LB: I come from a family of divers. I was not meant to make movies. I didn't know anyone. And we had no money. The adventure was amazing. It goes down, it goes up, it goes down, it goes up. It doesn't matter. I don't mind. So I'm not complaining. I've been lucky. But I think also I take risks, since the beginning. I've never made the same film twice. I always change. I went from Fifth Element in space to Joan of Arc, to black and white to films for kids. So when you take risks, then for sure you have more risks of going up and down, and I'm fine with that. I still have a couple films to do. Not too much, but a couple. This entire year just stopped me from making these films, and it's too bad, because they're pretty good. I pass them in my head every day, they're very good. I hope people will see them one day.
Have you had moments in the past few years when you've just wanted to walk away from everything?
LB: Yeah, a few times. But I don't want to go with a lie. I tell my truth and I hope this woman will also tell the truth one day. But no, I'm not going to give up because of a lie, that’s for sure. I'm here. I'm ready to shoot. I want to shoot and there's lots of people in town who are ready to help me, and yes, of course they wait, let's see what's going on with the case. Everybody's nervous. Which I understand. But I won't let everything down for life. No.
How have you worked through this with your wife and family?
LB: The accusation, no one in my family or people who know me believe it for one second. They know who I am. By the way, I have a 50-year track record of no incident, nowhere in the world on anything, except the speed limit on my car. That's it. I feel like all the stories we heard in this movie business world . . . . I never destroyed a hotel room. So I've had a life that is pretty clean for 50 years. So the people who know me, and my kids never believe it, for sure.

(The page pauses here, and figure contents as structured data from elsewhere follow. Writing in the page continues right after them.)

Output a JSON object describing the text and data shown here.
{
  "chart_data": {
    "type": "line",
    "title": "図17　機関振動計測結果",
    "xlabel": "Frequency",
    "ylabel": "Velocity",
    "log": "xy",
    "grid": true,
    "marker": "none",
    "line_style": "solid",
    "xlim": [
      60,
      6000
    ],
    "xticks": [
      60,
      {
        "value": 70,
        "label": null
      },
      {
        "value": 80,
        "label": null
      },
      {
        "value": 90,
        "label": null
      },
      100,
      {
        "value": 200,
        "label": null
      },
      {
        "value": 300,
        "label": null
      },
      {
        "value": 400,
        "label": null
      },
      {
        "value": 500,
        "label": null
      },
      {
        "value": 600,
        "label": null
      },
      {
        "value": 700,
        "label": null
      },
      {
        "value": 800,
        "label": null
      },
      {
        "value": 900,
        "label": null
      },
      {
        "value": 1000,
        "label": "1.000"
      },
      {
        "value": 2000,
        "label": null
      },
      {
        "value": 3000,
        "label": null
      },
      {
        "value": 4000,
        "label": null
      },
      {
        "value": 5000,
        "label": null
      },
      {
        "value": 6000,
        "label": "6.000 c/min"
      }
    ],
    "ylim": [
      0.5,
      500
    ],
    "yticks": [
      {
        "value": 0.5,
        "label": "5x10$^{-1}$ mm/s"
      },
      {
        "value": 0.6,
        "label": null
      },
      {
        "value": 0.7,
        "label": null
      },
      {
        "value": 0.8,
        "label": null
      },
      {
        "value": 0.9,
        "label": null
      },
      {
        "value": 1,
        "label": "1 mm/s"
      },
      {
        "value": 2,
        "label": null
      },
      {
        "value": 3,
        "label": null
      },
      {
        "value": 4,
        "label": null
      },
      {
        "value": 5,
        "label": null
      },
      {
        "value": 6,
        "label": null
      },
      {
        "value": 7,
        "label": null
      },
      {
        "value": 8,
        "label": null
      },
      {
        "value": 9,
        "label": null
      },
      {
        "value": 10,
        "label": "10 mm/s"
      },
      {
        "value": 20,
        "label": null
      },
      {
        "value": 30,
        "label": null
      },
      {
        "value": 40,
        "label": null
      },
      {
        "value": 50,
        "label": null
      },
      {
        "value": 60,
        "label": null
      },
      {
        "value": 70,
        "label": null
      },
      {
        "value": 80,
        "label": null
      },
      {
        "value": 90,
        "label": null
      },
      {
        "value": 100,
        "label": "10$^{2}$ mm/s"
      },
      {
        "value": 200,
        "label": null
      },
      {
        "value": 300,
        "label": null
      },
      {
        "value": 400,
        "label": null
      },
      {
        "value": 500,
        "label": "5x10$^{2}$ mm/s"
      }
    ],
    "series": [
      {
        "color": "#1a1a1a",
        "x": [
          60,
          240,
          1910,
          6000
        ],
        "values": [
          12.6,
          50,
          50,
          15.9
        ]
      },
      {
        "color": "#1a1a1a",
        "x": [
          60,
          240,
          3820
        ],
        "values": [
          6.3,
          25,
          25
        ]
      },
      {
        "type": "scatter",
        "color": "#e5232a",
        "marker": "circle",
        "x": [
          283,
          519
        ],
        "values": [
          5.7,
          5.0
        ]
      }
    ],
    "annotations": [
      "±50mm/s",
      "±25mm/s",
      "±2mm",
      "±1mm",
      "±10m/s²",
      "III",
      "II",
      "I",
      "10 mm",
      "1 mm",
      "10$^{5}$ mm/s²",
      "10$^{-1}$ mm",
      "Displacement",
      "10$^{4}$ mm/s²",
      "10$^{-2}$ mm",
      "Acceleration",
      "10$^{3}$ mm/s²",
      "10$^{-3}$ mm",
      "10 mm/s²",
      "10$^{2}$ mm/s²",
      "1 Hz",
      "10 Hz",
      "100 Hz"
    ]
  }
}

But the real thing that makes me cry is that I betrayed their trust. My wife and my kids. And that was hard. I sat at my table with my kids and my wife, and I tell them, I tell them the truth, what I had done. I was not proud at all. And they listened to me in silence. (Exhales) That was pretty hard. And they are in the process to forgive me, for them. The rest, they know who their father is. And I think the fact that I want to understand. That I went to a shrink twice a week. They can see the effort. It's not just pretending. I didn't work for a year, because I couldn't work and my business stops complete for a year because of this accusation and I spend way much more time with them and now it's okay after a year, they forgive me. But I did something much more important in their eyes. I said I will never again. And I'm a man of my word. It will never happen again.
Any other thoughts on this moment?
Just that, we have to understand that it's not a war between men and women. It's a war of men and women together fighting against bad behavior. That's the real war. And some people try to use this war to push women against men, and I really think it's wrong. The best ally in this war are men. We are the allies. Believe me.